Samples: "This article argues that a critical emphasis on the otherworldly is unhelpful...What many value in Nabokov, however, is his expressive power, his attention to detail, his loving presentation of a strangely beautiful world./ This is what makes his work Nabokovian. Whilst Nabokov needs concrete phenomena with which to engage, the transcendental realm is definitively abstract and devoid of particularity. In a sense, Nabokov's otherworld is everyone's otherworld whilst his material world is startlingly sui generis... When reading Nabokov, not everyone will necessarily find the work to be eloquent of a fundamental concern with the metaphysical in the way that Alexandrov and others suggest...The Symbolist valued a language of indirection then, and this is antithetical to Nabokov's own aesthetic and fictional practice. Nabokov valued both word and world for their own sakes. He himself believed that 'in high art and pure science detail is everything' and that 'the artist should know the given world'. In his fiction he eschews adumbration of an abstract otherworld in favour of an intensely vivid rendering of immediate physical reality. Nabokov values the world for its own sake and he makes that world strange by detailing it with hyperrealistic clarity...Nabokov, however, remains open to the world. He celebrates the strangeness of the human mind and the material world, and yet he does not wish them other than they are. He enters sympathetically into the deluded and aberrant consciousness although he himself was neither deluded nor aberrant. His fictions explore the collision between the individual creative consciousness and the strange, surprising world in which that consciousness is situated...Nabokov's own art reveals a kindred sense that the word, and the world, should be valued for their own sakes, not as mere surrogates"

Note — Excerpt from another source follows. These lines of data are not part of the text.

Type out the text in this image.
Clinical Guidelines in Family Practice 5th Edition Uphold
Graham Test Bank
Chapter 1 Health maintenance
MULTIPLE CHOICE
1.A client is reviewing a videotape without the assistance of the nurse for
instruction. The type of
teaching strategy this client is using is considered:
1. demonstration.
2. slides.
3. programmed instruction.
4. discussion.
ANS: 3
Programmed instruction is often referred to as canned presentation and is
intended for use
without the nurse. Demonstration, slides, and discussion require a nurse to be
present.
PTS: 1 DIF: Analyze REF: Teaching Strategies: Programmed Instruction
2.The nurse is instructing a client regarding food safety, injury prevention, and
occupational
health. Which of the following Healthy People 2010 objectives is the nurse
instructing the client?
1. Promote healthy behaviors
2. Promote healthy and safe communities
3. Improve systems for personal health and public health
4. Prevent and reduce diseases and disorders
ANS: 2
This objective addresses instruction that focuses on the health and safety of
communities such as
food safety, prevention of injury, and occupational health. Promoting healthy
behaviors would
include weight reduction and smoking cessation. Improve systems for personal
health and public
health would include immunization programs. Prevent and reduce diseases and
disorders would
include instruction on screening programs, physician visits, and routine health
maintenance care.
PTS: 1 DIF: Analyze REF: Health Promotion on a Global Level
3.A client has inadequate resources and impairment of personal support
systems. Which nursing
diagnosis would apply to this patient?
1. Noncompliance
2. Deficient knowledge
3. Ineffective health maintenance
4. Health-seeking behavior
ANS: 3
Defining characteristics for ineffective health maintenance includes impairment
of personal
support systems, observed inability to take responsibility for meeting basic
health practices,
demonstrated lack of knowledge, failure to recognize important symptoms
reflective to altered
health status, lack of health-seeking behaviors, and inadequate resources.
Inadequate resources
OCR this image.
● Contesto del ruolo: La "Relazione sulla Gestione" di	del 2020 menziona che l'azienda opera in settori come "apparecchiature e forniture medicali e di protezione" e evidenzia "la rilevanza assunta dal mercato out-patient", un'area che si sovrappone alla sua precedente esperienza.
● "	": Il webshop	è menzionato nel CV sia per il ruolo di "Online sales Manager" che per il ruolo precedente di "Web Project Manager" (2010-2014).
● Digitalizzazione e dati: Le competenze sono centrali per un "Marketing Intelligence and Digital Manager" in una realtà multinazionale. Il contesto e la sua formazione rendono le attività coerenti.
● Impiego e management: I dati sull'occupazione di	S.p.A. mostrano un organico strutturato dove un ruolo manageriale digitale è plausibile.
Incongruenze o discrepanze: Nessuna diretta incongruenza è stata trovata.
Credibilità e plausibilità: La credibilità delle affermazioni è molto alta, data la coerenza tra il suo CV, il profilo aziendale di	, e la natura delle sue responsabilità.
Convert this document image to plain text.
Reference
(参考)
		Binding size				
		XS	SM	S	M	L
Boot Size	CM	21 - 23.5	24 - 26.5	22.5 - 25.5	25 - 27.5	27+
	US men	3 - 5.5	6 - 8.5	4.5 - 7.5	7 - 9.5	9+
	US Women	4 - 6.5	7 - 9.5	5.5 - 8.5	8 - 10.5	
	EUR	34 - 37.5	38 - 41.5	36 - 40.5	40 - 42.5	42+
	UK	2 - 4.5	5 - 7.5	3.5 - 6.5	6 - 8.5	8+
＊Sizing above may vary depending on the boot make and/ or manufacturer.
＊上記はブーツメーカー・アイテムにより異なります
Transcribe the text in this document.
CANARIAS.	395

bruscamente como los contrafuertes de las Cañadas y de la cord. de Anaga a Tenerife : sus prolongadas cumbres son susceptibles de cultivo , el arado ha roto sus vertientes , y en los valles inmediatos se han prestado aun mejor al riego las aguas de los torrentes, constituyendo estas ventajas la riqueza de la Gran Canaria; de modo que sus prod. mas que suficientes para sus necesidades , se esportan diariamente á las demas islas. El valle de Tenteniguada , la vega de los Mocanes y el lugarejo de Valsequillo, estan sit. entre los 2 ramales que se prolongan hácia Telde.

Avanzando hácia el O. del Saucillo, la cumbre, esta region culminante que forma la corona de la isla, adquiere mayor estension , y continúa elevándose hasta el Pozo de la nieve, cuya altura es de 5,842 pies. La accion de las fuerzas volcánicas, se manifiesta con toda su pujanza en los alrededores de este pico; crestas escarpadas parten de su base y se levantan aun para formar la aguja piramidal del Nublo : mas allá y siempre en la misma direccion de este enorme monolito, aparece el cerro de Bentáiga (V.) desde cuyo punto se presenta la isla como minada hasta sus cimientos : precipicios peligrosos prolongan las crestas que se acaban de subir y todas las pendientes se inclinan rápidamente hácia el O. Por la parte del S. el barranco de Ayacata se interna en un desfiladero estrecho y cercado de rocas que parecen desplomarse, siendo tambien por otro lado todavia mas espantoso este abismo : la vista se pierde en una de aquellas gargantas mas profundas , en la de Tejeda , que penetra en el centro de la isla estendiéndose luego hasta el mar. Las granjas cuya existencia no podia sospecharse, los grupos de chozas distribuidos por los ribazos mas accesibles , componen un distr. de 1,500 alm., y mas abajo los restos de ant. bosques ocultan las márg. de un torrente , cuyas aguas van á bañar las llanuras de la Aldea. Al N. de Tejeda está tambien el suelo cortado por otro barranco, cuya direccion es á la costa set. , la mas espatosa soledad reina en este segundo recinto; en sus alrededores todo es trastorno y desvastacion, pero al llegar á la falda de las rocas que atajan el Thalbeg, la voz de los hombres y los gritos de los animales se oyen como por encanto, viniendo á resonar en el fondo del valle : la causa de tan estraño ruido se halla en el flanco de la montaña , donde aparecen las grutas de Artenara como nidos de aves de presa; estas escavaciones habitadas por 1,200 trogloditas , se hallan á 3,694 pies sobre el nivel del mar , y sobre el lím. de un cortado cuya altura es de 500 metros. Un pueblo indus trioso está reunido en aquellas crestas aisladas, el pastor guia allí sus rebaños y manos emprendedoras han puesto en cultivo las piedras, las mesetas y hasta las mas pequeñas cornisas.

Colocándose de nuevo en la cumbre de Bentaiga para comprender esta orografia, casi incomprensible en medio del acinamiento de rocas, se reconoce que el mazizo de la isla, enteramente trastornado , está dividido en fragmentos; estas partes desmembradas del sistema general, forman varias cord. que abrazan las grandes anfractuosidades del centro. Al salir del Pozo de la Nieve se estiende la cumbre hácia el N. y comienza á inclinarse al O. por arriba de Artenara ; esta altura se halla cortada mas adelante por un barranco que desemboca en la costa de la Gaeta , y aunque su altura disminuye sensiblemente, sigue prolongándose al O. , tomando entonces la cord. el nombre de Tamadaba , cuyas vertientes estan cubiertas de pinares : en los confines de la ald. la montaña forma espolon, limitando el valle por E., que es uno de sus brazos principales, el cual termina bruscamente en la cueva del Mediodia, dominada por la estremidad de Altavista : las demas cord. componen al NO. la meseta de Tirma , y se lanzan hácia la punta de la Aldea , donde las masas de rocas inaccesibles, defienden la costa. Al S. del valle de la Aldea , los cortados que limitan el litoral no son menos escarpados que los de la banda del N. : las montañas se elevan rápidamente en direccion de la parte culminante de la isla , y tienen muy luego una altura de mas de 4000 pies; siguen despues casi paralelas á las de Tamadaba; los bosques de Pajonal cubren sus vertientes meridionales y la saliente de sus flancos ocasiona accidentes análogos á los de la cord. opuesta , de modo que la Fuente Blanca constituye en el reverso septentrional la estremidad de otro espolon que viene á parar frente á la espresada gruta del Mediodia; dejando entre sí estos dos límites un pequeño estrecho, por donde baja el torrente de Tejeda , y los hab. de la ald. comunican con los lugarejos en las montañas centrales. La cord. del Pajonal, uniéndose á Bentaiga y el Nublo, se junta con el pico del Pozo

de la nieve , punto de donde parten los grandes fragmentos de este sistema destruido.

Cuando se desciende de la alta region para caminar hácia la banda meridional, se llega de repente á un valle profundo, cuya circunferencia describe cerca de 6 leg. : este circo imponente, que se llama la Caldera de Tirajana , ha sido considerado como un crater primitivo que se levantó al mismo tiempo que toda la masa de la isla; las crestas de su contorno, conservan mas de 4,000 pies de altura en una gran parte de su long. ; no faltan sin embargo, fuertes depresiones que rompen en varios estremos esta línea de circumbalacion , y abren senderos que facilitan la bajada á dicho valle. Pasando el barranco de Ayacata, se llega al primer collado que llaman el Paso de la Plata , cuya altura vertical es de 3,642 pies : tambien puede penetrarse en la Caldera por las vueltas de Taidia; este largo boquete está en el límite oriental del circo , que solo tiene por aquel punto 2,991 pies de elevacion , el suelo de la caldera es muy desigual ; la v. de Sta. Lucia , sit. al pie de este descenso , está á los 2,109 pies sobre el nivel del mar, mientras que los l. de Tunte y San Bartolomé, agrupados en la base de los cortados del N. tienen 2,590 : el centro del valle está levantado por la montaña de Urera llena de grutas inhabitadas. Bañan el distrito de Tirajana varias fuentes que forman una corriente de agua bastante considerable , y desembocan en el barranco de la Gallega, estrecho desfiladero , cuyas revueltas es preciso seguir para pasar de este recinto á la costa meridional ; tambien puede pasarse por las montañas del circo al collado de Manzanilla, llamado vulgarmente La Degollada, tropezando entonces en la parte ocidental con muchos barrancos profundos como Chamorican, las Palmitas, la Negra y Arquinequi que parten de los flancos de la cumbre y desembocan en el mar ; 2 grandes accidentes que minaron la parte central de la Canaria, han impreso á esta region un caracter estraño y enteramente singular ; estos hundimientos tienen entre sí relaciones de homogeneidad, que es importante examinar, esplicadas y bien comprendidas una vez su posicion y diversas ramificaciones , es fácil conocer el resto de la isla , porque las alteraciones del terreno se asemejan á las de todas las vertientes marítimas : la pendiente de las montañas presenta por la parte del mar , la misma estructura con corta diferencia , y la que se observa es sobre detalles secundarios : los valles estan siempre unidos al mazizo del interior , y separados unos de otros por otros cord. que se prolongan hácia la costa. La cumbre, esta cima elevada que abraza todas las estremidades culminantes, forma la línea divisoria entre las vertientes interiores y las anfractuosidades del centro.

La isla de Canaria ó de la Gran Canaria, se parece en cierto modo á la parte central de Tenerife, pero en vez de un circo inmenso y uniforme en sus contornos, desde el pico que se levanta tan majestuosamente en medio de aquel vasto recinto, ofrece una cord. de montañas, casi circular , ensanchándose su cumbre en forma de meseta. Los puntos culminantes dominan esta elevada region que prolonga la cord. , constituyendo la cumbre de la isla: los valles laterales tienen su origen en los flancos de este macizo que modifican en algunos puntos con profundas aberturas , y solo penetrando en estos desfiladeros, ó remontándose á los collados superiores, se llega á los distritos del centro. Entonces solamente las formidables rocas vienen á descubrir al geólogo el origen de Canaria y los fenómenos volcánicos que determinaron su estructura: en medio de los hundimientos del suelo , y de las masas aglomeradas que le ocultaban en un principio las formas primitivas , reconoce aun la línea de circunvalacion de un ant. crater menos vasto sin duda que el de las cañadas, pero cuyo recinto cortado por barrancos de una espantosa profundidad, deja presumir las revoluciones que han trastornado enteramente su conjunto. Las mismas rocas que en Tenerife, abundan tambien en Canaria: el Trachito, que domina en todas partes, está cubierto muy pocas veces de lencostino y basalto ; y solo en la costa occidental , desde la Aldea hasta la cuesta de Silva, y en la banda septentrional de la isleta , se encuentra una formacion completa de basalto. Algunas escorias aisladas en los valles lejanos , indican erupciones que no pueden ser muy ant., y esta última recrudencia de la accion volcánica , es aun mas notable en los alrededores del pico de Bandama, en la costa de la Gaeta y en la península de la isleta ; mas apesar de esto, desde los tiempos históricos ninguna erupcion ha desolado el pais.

btw: Nabokov's "otherworld" fascinates me. His descriptions of the "oceanic feeling" and other states, such as we find in some of his early short-stories ("Sounds", "Benevolence",aso), are incredibly enriching. However, from the literary point of view, I often find myself in agreement with Michael Glynn, ie, that "critical emphasis on the otherwordly is unhelpful..."

PS to Stan: I'm safely back, thanks for asking. It was lovely to meet you - one of the highlights of my trip abroad!